Cocktail

Word of the day

Long ago, bartenders didn’t bother with bottles. They slung spirits from the barrel using a tap—or cock. When the barrels got low, and straits got dire, you’d commingle the dregs, the “cock-tails,” into a single glass and serve over ice. Thus, the cocktail was discovered.

I don’t believe this story and neither should you.

I discovered the cocktail a dozen years ago. A lemon drop changed my mind, turning hard liquor into easy math. Two years after that profound sip, I took a bartending course. The kind that used terms like “build drinks” and eschewed terms like “mixologist.” I shook and stirred my way to a certificate. I was going to be a builder of drinks.

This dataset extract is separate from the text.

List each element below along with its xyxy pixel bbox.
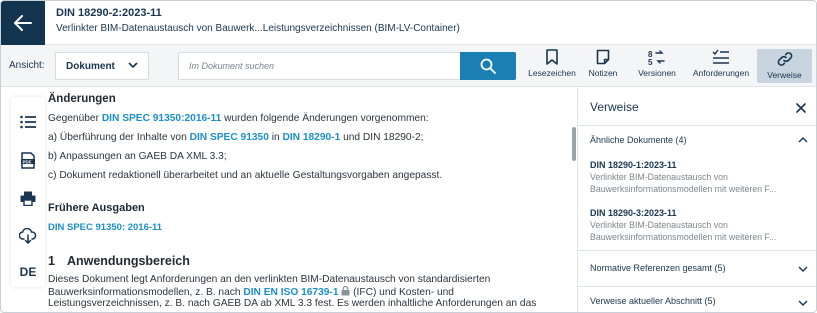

And right after that my spirit was slung, unexpectedly, to San Francisco, California; origin of the lemon drop, terminus of my bartending aspirations. As penance, I doubled down on consumption. I downed drinks like novels and read them the same way. They say there are seven basic plots, and I say every glass is a variation on a theme: Guy loves spirit. Guy also loves sweet. A chase scene with bitters, a fight scene with lime, and a wedding in act three.

Cocktails are remixes. West Side Story is Romeo and Juliet and the Manhattan is a whiskey martini. What’s a Cape Codder but a Cosmo that lives in the suburbs? Every rum punch is every rum punch, and yet each is a harlequin unto itself. The Sazerac is a somber cognac in a psychedelic suit; the aviation cocktail is a stumbling dry gin in a tuxedo jacket. Every drink is a story and every story is a spoonful of honey to make the medicine go down.

I don’t drink cocktails anymore. I’ve tried mocktails, but they are as risible as the name suggests. A drink without spirit is a corpse, ain’t it?

I don’t miss drinking cocktails, but I sure do miss mixing them.